Monday, May 5, 2008

The Pod People

The second stop on my bike tour of UC Davis took us to a secluded corner of campus where the patchouli is flowing freely, but so is the good will. It is another of the housing cooperatives on campus made up of undergrads and graduate students, and it made me think of one of my favorite quotes from The Know it All, by AJ Jacobs. "My favorite reform movement leader is a Frenchman named Fourier, whom this Britannica entry matter-of-factly describes as "more than a little mad." In Fourier's utopian vision, humans would live in cooperative groups called "phalanges," where they would "cultivate cabbages in the morning and sing opera in the evening...Love and passion would bind men together in a noncoercive order."

Sort of a cross between Tatooine and the Shire

Well, these students are not cultivating cabbages or singing opera, but they are living cooperatively in cement domes, which are meant to maximize space and energy efficiency. Each 2 level "pod" houses 2-3 people. The benefits of living in this type of community abound; while the students are still living in campus housing, they take turns sharing meal duties (there are communal outdoor dinners most nights), they all have space to garden, a few of them run an on-site (or should I say on-commune?) bike salvage and repair shop, and everyone gets around by riding a bike. Of course, this favorite local mode of transportation uses no fossil fuels. In short, compared to most co-eds, their footprint is miniscule.

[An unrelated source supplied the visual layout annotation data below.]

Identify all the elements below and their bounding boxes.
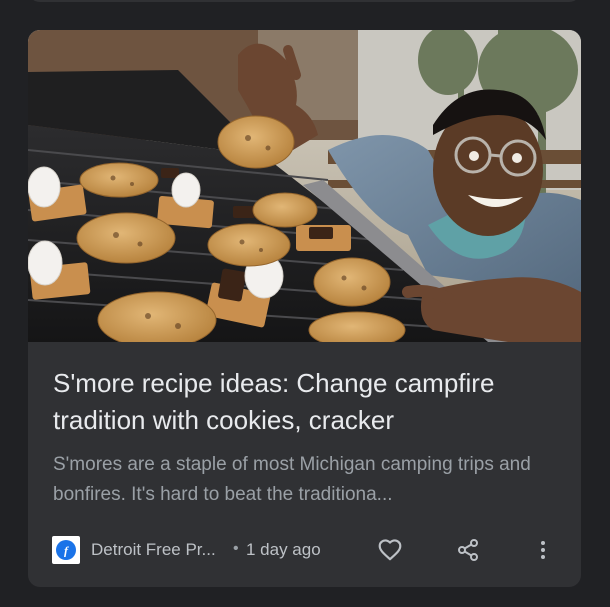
article-footer: f Detroit Free Pr... • 1 day ago — [28, 530, 581, 570]
publish-time: 1 day ago — [246, 540, 321, 559]
heart-outline-icon — [378, 539, 402, 561]
like-button[interactable] — [374, 534, 406, 566]
share-button[interactable] — [452, 534, 484, 566]
detroit-free-press-logo-icon: f — [52, 536, 80, 564]
share-icon — [458, 539, 478, 561]
news-card[interactable]: S'more recipe ideas: Change campfire tra… — [28, 30, 581, 587]
article-title[interactable]: S'more recipe ideas: Change campfire tra… — [53, 365, 563, 439]
publisher-name[interactable]: Detroit Free Pr... — [91, 540, 216, 560]
more-vert-icon — [541, 541, 545, 559]
article-snippet[interactable]: S'mores are a staple of most Michigan ca… — [53, 450, 563, 510]
article-image[interactable] — [28, 30, 581, 342]
more-options-button[interactable] — [527, 534, 559, 566]
previous-card-edge — [28, 0, 581, 2]
meta-separator: • — [233, 540, 239, 557]
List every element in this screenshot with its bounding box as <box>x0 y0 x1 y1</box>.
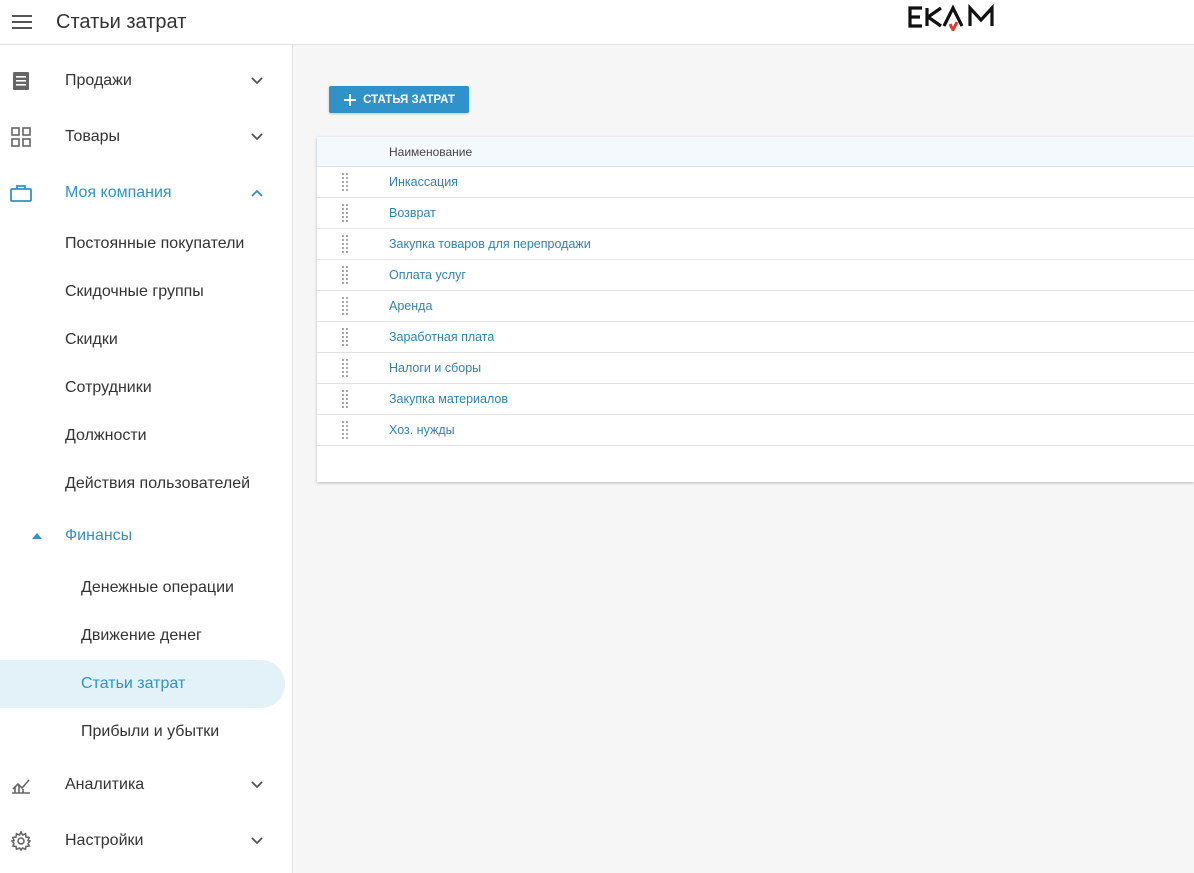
grid-icon <box>10 126 32 148</box>
sidebar-item-cash-flow[interactable]: Движение денег <box>0 612 285 660</box>
sidebar-item-expense-items[interactable]: Статьи затрат <box>0 660 285 708</box>
sidebar-item-cash-operations[interactable]: Денежные операции <box>0 564 285 612</box>
table-header: Наименование <box>317 137 1194 167</box>
sidebar-item-sales[interactable]: Продажи <box>0 59 285 103</box>
drag-handle-icon[interactable] <box>341 235 349 253</box>
sidebar-item-label: Товары <box>65 128 121 145</box>
sidebar-item-employees[interactable]: Сотрудники <box>0 364 285 412</box>
drag-handle-icon[interactable] <box>341 266 349 284</box>
receipt-icon <box>10 70 32 92</box>
drag-handle-icon[interactable] <box>341 204 349 222</box>
sidebar-item-label: Финансы <box>65 527 133 544</box>
expense-item-name-link[interactable]: Хоз. нужды <box>389 423 455 437</box>
analytics-icon <box>10 774 32 796</box>
drag-handle-icon[interactable] <box>341 328 349 346</box>
add-expense-item-button[interactable]: СТАТЬЯ ЗАТРАТ <box>329 86 469 113</box>
table-row[interactable]: Закупка товаров для перепродажи <box>317 229 1194 260</box>
table-row[interactable]: Аренда <box>317 291 1194 322</box>
table-row[interactable]: Заработная плата <box>317 322 1194 353</box>
sidebar-item-label: Сотрудники <box>65 379 152 396</box>
chevron-down-icon[interactable] <box>247 71 267 91</box>
table-row[interactable]: Налоги и сборы <box>317 353 1194 384</box>
chevron-down-icon[interactable] <box>247 831 267 851</box>
sidebar-item-discounts[interactable]: Скидки <box>0 316 285 364</box>
sidebar-item-analytics[interactable]: Аналитика <box>0 763 285 807</box>
sidebar-item-my-company[interactable]: Моя компания <box>0 171 285 215</box>
expense-item-name-link[interactable]: Налоги и сборы <box>389 361 481 375</box>
sidebar-item-label: Действия пользователей <box>65 475 251 492</box>
sidebar-item-settings[interactable]: Настройки <box>0 819 285 863</box>
expense-item-name-link[interactable]: Заработная плата <box>389 330 494 344</box>
sidebar-item-products[interactable]: Товары <box>0 115 285 159</box>
page-title: Статьи затрат <box>56 10 187 33</box>
table-row[interactable]: Хоз. нужды <box>317 415 1194 446</box>
sidebar-item-label: Прибыли и убытки <box>81 723 220 740</box>
top-bar: Статьи затрат <box>0 0 1194 45</box>
sidebar-item-label: Моя компания <box>65 184 172 201</box>
briefcase-icon <box>10 182 32 204</box>
caret-up-icon <box>31 530 43 542</box>
expense-item-name-link[interactable]: Закупка материалов <box>389 392 508 406</box>
column-header-name[interactable]: Наименование <box>389 145 472 159</box>
sidebar-item-label: Скидки <box>65 331 118 348</box>
add-button-label: СТАТЬЯ ЗАТРАТ <box>363 93 455 106</box>
table-row[interactable]: Оплата услуг <box>317 260 1194 291</box>
sidebar-item-label: Должности <box>65 427 147 444</box>
table-row[interactable]: Закупка материалов <box>317 384 1194 415</box>
table-row[interactable]: Возврат <box>317 198 1194 229</box>
expense-item-name-link[interactable]: Аренда <box>389 299 432 313</box>
drag-handle-icon[interactable] <box>341 390 349 408</box>
table-row[interactable]: Инкассация <box>317 167 1194 198</box>
sidebar-item-label: Постоянные покупатели <box>65 235 245 252</box>
sidebar-item-user-actions[interactable]: Действия пользователей <box>0 460 285 508</box>
sidebar: Продажи Товары Моя компания Постоянные п… <box>0 45 293 873</box>
sidebar-item-label: Скидочные группы <box>65 283 204 300</box>
drag-handle-icon[interactable] <box>341 421 349 439</box>
drag-handle-icon[interactable] <box>341 359 349 377</box>
sidebar-item-regular-customers[interactable]: Постоянные покупатели <box>0 220 285 268</box>
drag-handle-icon[interactable] <box>341 297 349 315</box>
sidebar-item-label: Денежные операции <box>81 579 234 596</box>
sidebar-item-finance[interactable]: Финансы <box>0 512 285 560</box>
expense-items-table: Наименование Инкассация Возврат Закупка то… <box>317 137 1194 482</box>
sidebar-item-label: Аналитика <box>65 776 145 793</box>
sidebar-item-label: Продажи <box>65 72 132 89</box>
gear-icon <box>10 830 32 852</box>
drag-handle-icon[interactable] <box>341 173 349 191</box>
chevron-down-icon[interactable] <box>247 127 267 147</box>
hamburger-menu-icon[interactable] <box>0 0 44 44</box>
sidebar-item-profit-loss[interactable]: Прибыли и убытки <box>0 708 285 756</box>
sidebar-item-label: Настройки <box>65 832 144 849</box>
ekam-logo <box>908 3 1012 34</box>
chevron-down-icon[interactable] <box>247 775 267 795</box>
expense-item-name-link[interactable]: Возврат <box>389 206 436 220</box>
plus-icon <box>344 93 357 106</box>
sidebar-item-label: Статьи затрат <box>81 675 186 692</box>
chevron-up-icon[interactable] <box>247 183 267 203</box>
expense-item-name-link[interactable]: Оплата услуг <box>389 268 466 282</box>
sidebar-item-positions[interactable]: Должности <box>0 412 285 460</box>
expense-item-name-link[interactable]: Инкассация <box>389 175 458 189</box>
expense-item-name-link[interactable]: Закупка товаров для перепродажи <box>389 237 591 251</box>
sidebar-item-label: Движение денег <box>81 627 202 644</box>
sidebar-item-discount-groups[interactable]: Скидочные группы <box>0 268 285 316</box>
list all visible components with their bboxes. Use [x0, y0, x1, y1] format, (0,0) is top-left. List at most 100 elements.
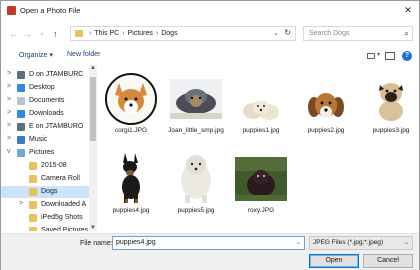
- file-name-label: puppies2.jpg: [307, 127, 345, 134]
- file-grid: corgi1.JPG Joan_little_smp.jpg puppies1.jp…: [99, 65, 417, 231]
- expand-chevron-icon[interactable]: >: [19, 200, 23, 207]
- up-arrow-icon[interactable]: ↑: [53, 28, 58, 40]
- folder-icon: [29, 188, 37, 196]
- expand-chevron-icon[interactable]: >: [7, 96, 11, 103]
- address-bar[interactable]: › This PC › Pictures › Dogs ⌄ ↻: [70, 26, 296, 41]
- back-arrow-icon[interactable]: ←: [9, 28, 18, 40]
- nav-item-saved-pictures[interactable]: Saved Pictures: [1, 225, 89, 231]
- crumb-pictures[interactable]: Pictures: [128, 30, 153, 37]
- file-tile[interactable]: puppies2.jpg: [296, 69, 356, 147]
- file-name-input[interactable]: puppies4.jpg ⌄: [112, 236, 305, 250]
- file-name-label: File name:: [80, 240, 113, 247]
- folder-icon: [75, 30, 83, 37]
- nav-item-documents[interactable]: > Documents: [1, 95, 89, 107]
- nav-item-camera-roll[interactable]: Camera Roll: [1, 173, 89, 185]
- file-tile[interactable]: roxy.JPG: [231, 149, 291, 227]
- new-folder-button[interactable]: New folder: [67, 51, 100, 58]
- expand-chevron-icon[interactable]: v: [7, 148, 11, 155]
- drive-icon: [17, 123, 25, 131]
- file-name-label: puppies5.jpg: [177, 207, 215, 214]
- nav-item-label: Music: [29, 136, 48, 143]
- open-button[interactable]: Open: [309, 254, 359, 268]
- file-name-value: puppies4.jpg: [116, 239, 156, 246]
- refresh-icon[interactable]: ↻: [284, 28, 291, 37]
- help-icon[interactable]: ?: [402, 51, 412, 61]
- file-tile[interactable]: corgi1.JPG: [101, 69, 161, 147]
- file-type-dropdown-icon[interactable]: ⌄: [404, 239, 409, 246]
- file-name-dropdown-icon[interactable]: ⌄: [296, 239, 301, 246]
- search-placeholder: Search Dogs: [309, 30, 350, 37]
- corgi-photo-icon: [105, 73, 157, 129]
- nav-item-label: Downloads: [29, 110, 64, 117]
- dog-outdoor-photo-icon: [235, 157, 287, 213]
- breadcrumb: › This PC › Pictures › Dogs: [89, 30, 178, 37]
- nav-item-label: Documents: [29, 97, 65, 104]
- view-chevron-down-icon[interactable]: ▾: [377, 51, 380, 58]
- expand-chevron-icon[interactable]: >: [7, 122, 11, 129]
- pug-photo-icon: [365, 73, 417, 129]
- nav-scrollbar[interactable]: ▲ ▼: [89, 65, 97, 231]
- close-button[interactable]: ✕: [400, 3, 416, 18]
- file-name-label: corgi1.JPG: [114, 127, 148, 134]
- file-name-label: puppies3.jpg: [372, 127, 410, 134]
- folder-icon: [29, 201, 37, 209]
- organize-button[interactable]: Organize ▾: [19, 51, 53, 59]
- nav-item-2015-08[interactable]: 2015-08: [1, 160, 89, 172]
- file-tile[interactable]: puppies1.jpg: [231, 69, 291, 147]
- search-input[interactable]: Search Dogs ⌕: [303, 26, 413, 41]
- scroll-down-icon[interactable]: ▼: [90, 225, 96, 231]
- nav-item-iped5g-shots[interactable]: iPed5g Shots: [1, 212, 89, 224]
- crumb-dogs[interactable]: Dogs: [161, 30, 177, 37]
- poodle-photo-icon: [170, 149, 222, 205]
- nav-item-label: D on JTAMBURC: [29, 71, 84, 78]
- nav-item-label: Camera Roll: [41, 175, 80, 182]
- nav-item-music[interactable]: > Music: [1, 134, 89, 146]
- expand-chevron-icon[interactable]: >: [7, 70, 11, 77]
- documents-icon: [17, 97, 25, 105]
- puppies-photo-icon: [235, 91, 287, 147]
- nav-item-dogs[interactable]: Dogs: [1, 186, 89, 198]
- navigation-pane: > D on JTAMBURC > Desktop > Documents > Downloa…: [1, 65, 97, 231]
- nav-item-label: Desktop: [29, 84, 55, 91]
- nav-item-downloaded-a[interactable]: > Downloaded A: [1, 199, 89, 211]
- file-name-label: roxy.JPG: [247, 207, 275, 214]
- nav-item-desktop[interactable]: > Desktop: [1, 82, 89, 94]
- folder-icon: [29, 214, 37, 222]
- expand-chevron-icon[interactable]: >: [7, 135, 11, 142]
- folder-icon: [29, 227, 37, 231]
- open-file-dialog: Open a Photo File ✕ ← → ⌄ ↑ › This PC › Pic…: [0, 0, 420, 270]
- nav-item-label: Dogs: [41, 188, 58, 195]
- scroll-thumb[interactable]: [90, 77, 96, 141]
- nav-item-pictures[interactable]: v Pictures: [1, 147, 89, 159]
- recent-chevron-down-icon[interactable]: ⌄: [39, 28, 45, 40]
- pictures-icon: [17, 149, 25, 157]
- drive-icon: [17, 71, 25, 79]
- nav-item-label: 2015-08: [41, 162, 67, 169]
- preview-pane-icon[interactable]: [385, 52, 395, 60]
- file-name-label: puppies1.jpg: [242, 127, 280, 134]
- bottom-panel: File name: puppies4.jpg ⌄ JPEG Files (*.…: [1, 233, 419, 270]
- nav-item-label: E on JTAMBURO: [29, 123, 84, 130]
- nav-item-e-on-jtamburo[interactable]: > E on JTAMBURO: [1, 121, 89, 133]
- app-icon: [7, 6, 16, 15]
- nav-item-downloads[interactable]: > Downloads: [1, 108, 89, 120]
- crumb-this-pc[interactable]: This PC: [94, 30, 119, 37]
- nav-item-label: iPed5g Shots: [41, 214, 83, 221]
- change-view-icon[interactable]: [367, 53, 375, 59]
- address-dropdown-icon[interactable]: ⌄: [273, 29, 279, 37]
- cancel-button[interactable]: Cancel: [363, 254, 413, 268]
- file-tile[interactable]: Joan_little_smp.jpg: [166, 69, 226, 147]
- file-tile[interactable]: puppies5.jpg: [166, 149, 226, 227]
- file-tile[interactable]: puppies4.jpg: [101, 149, 161, 227]
- file-tile[interactable]: puppies3.jpg: [361, 69, 420, 147]
- doberman-photo-icon: [105, 149, 157, 205]
- file-type-select[interactable]: JPEG Files (*.jpg;*.jpeg) ⌄: [309, 236, 413, 250]
- file-name-label: Joan_little_smp.jpg: [168, 127, 224, 134]
- folder-icon: [29, 175, 37, 183]
- forward-arrow-icon[interactable]: →: [23, 28, 32, 40]
- expand-chevron-icon[interactable]: >: [7, 109, 11, 116]
- window-title: Open a Photo File: [20, 6, 81, 15]
- nav-item-d-on-jtamburc[interactable]: > D on JTAMBURC: [1, 69, 89, 81]
- scroll-up-icon[interactable]: ▲: [90, 65, 96, 71]
- expand-chevron-icon[interactable]: >: [7, 83, 11, 90]
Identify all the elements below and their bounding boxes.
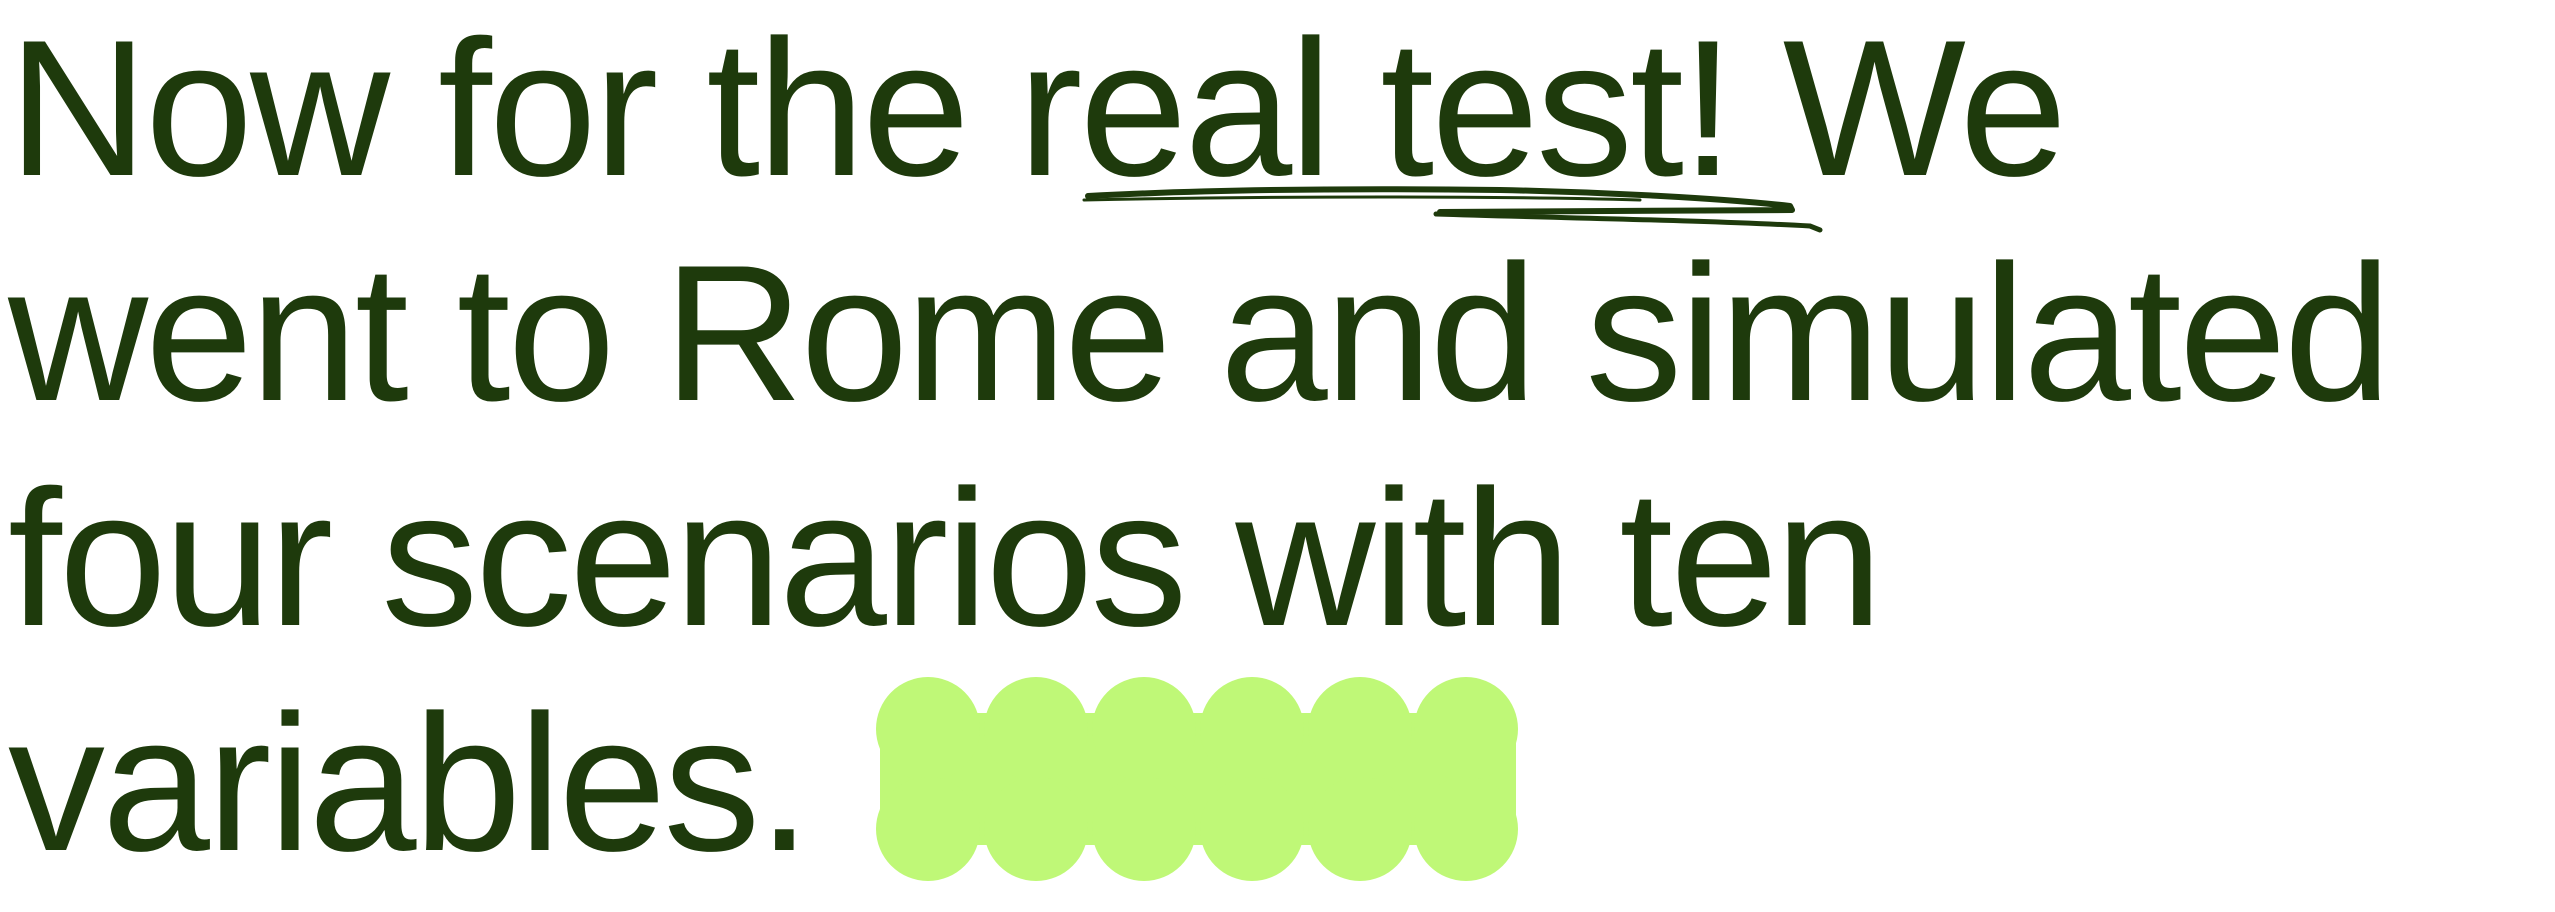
headline-line-3: four scenarios with ten [8,450,1883,667]
headline-line-4: variables. [8,675,811,892]
headline-line-2: went to Rome and simulated [8,225,2392,442]
hand-drawn-underline-scribble [1082,186,1823,233]
underline-stroke-2 [1433,211,1823,233]
underline-stroke-3 [1082,195,1642,202]
green-highlight-blob [876,677,1518,881]
underline-stroke [1085,186,1795,215]
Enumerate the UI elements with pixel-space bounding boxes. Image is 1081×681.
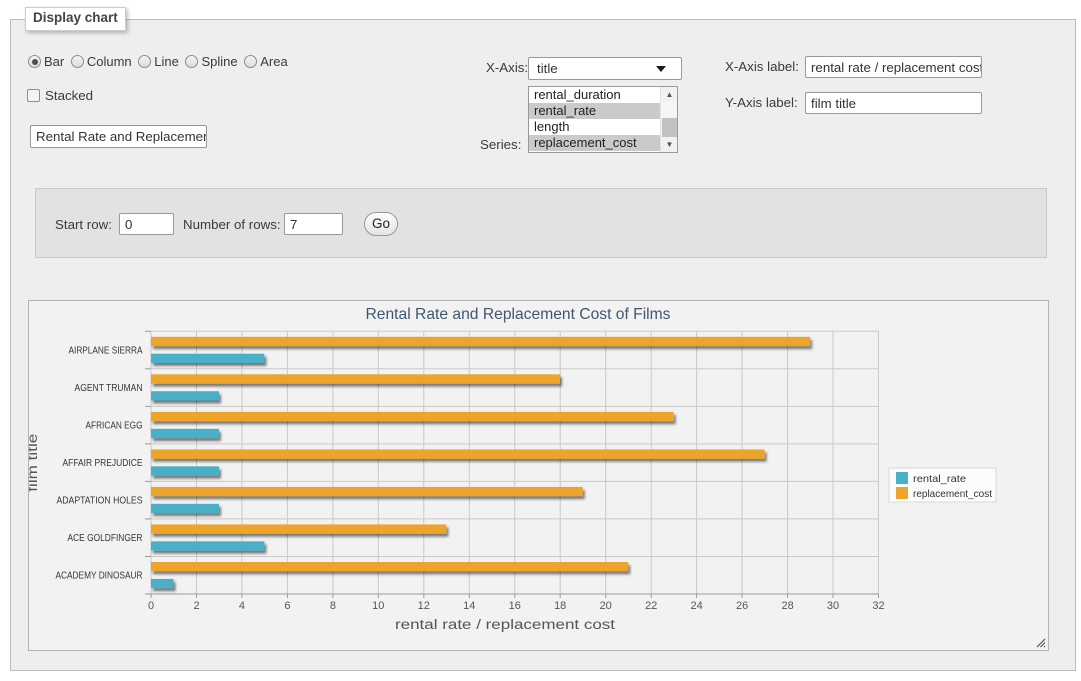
svg-text:AGENT TRUMAN: AGENT TRUMAN	[75, 383, 143, 394]
svg-text:0: 0	[148, 600, 154, 612]
svg-text:AIRPLANE SIERRA: AIRPLANE SIERRA	[69, 345, 143, 356]
svg-text:ADAPTATION HOLES: ADAPTATION HOLES	[57, 495, 143, 506]
svg-text:12: 12	[418, 600, 430, 612]
svg-text:replacement_cost: replacement_cost	[913, 488, 992, 500]
svg-text:AFFAIR PREJUDICE: AFFAIR PREJUDICE	[63, 458, 143, 469]
svg-text:26: 26	[736, 600, 748, 612]
svg-text:ACE GOLDFINGER: ACE GOLDFINGER	[68, 533, 143, 544]
svg-text:film title: film title	[29, 434, 40, 492]
svg-text:32: 32	[872, 600, 884, 612]
svg-text:16: 16	[509, 600, 521, 612]
svg-text:24: 24	[690, 600, 702, 612]
svg-text:30: 30	[827, 600, 839, 612]
svg-text:2: 2	[193, 600, 199, 612]
svg-text:rental rate / replacement cost: rental rate / replacement cost	[395, 617, 615, 632]
svg-text:10: 10	[372, 600, 384, 612]
svg-text:28: 28	[781, 600, 793, 612]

Pod people are kind and handy, but unused to our surface dwelling ways

Because the pod folks' gatherings can get a little cold in the winter, they are in the process of building a community yurt that will be heated completely by solar panels made from salvaged materials. It is a community project as are most here, and on the day we visited, we ran into a graduate student who was doing a few repairs to his home using tools from the communal tool shed. I'm not sure how it all works - I am type A after all and was scanning the area for schedules - but everything seemed to be running peacefully, and there were a lot fewer empty beer bottles than one saw in my college dorm.
New take on an old Mongol idea - The Solar Yurt

Just like at home, the ball pein hammer's missing

While this type of living may not appeal to everyone, as a twenty-something it is idyllic, educational, low impact, and even cheaper than the regular dorms. More importantly, it provides a model for innovation, creativity, and communal good cheer that arises from committing to a shared a goal.